Pommes frites wieder auf US-Speisezettel
Aktualisiert

Pommes frites wieder auf US-Speisezettel

Das Menü für das Abendessen von George W. Bush und Jacques Chirac in der Residenz des Brüsseler US-Botschafters führte keine «freedom fries» auf, sondern «french fries».

Auf dem Höhepunkt des Zwistes um den Irak-Krieg hatte der US-Kongress die «french frees» in der Cafeteria durch «freedom fries» ersetzt. Aber wenn Bush und sein Brüsseler Dinner-Gast Chirac etwas gemeinsam haben, dann ist es die Wertschätzung für gutes Essen - auch zu Zeiten, in denen die Politik des jeweils anderen Staatschefs zu Magenverstimmungen Anlass gibt.

Beim Essen am Montagabend habe Bush besonders auf die Pommes frites hingewiesen, berichtete Chiracs Sprecher Jerome Bonnafont. Ausserdem gab es Risotto mit Hummer und Rinderfilet mit einer Sauce bordelaise. «Dies ist das erste Abendessen in Europa seit meiner Wiederwahl», bemerkte Bush. «Ich nehme es mit Jacques Chirac ein, und das hat seine Bedeutung. Es soll sagen, wie wichtig diese Beziehung für mich persönlich ist und wie wichtig diese Beziehung für mein Land ist.»

Bei so viel Zuneigung fühlte sich ein französischer Journalist ermutigt, Bush nach einer möglichen Einladung für Chirac auf seine Ranch in Texas zu fragen. «Ich suche einen guten Cowboy», antwortete Bush mit einem Lachen. Chirac wies grundsätzlicher daraufhin, dass die amerikanisch-französischen Beziehungen «seit mehr als 200 Jahren hervorragend» seien - aber das bedeute «nicht notwendigerweise, dass wir jederzeit zu jedem Thema übereinstimmen».

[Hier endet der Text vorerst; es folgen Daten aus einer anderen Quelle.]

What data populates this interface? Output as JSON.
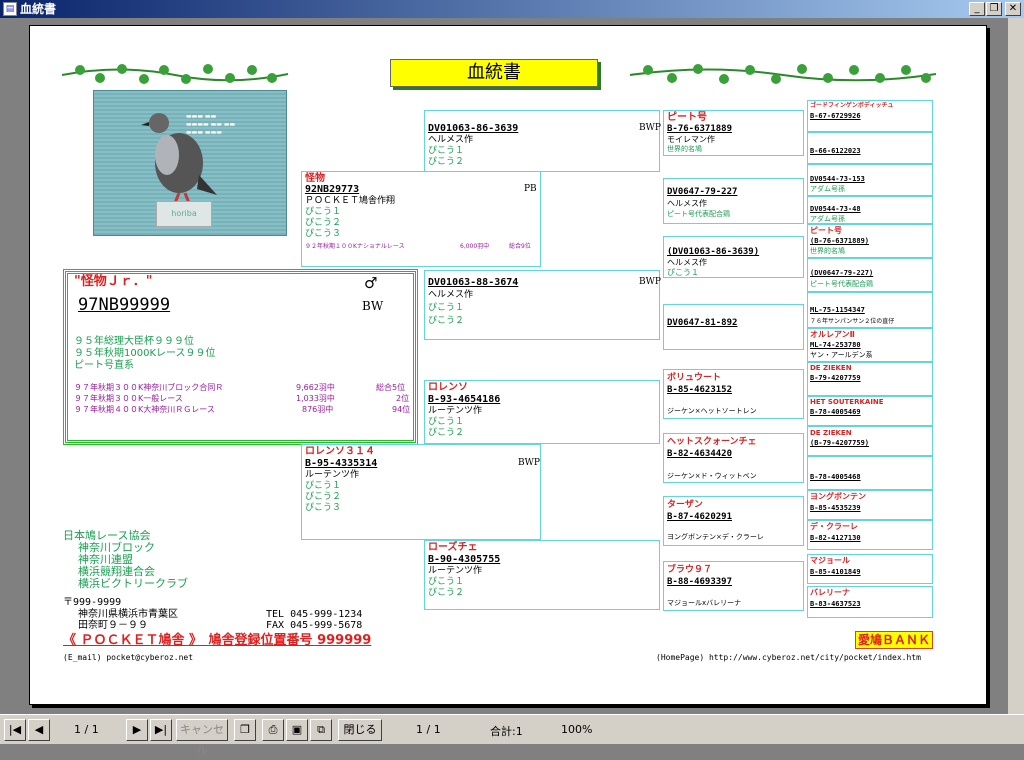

Immerhin verbreiteten beide eine gemeinsame Erklärung, in der Syrien zum Abzug aus dem Libanon aufgefordert wird. Und ein amerikanischer Regierungsbeamter teilte mit, dass Chirac in diesem Jahr die USA besuchen werde. Bei anderen Themen der internationalen Beziehungen blieben die Meinungsverschiedenheiten hingegen bestehen - die unterschiedliche Einschätzung der iranischen Politik, der europäische Vorschlag zur Aufhebung des Waffenembargos gegen China, das Kyoto-Protokoll zum Schutz der Erdatmosphäre.

Zuletzt speisten Bush und Chirac im Juni vergangenen Jahres zusammen. Damals war der US-Präsident Gastgeber für das Gipfeltreffen der Gruppe der Acht in Georgia und erinnerte sich mit freundlichen Worten an das gute Essen bei den Feiern zum 60. Jahrestag der alliierten Landung in der Normandie. Chirac revanchierte sich mit Lob für Cheeseburger und anderes amerikanisches Traditionsessen: «Die Küche hier in Amerika war sicherlich auf gleichem Niveau mit der französischen Küche, und ich bitte den Präsidenten, dem Küchenchef meinen Dank zu übermitteln.»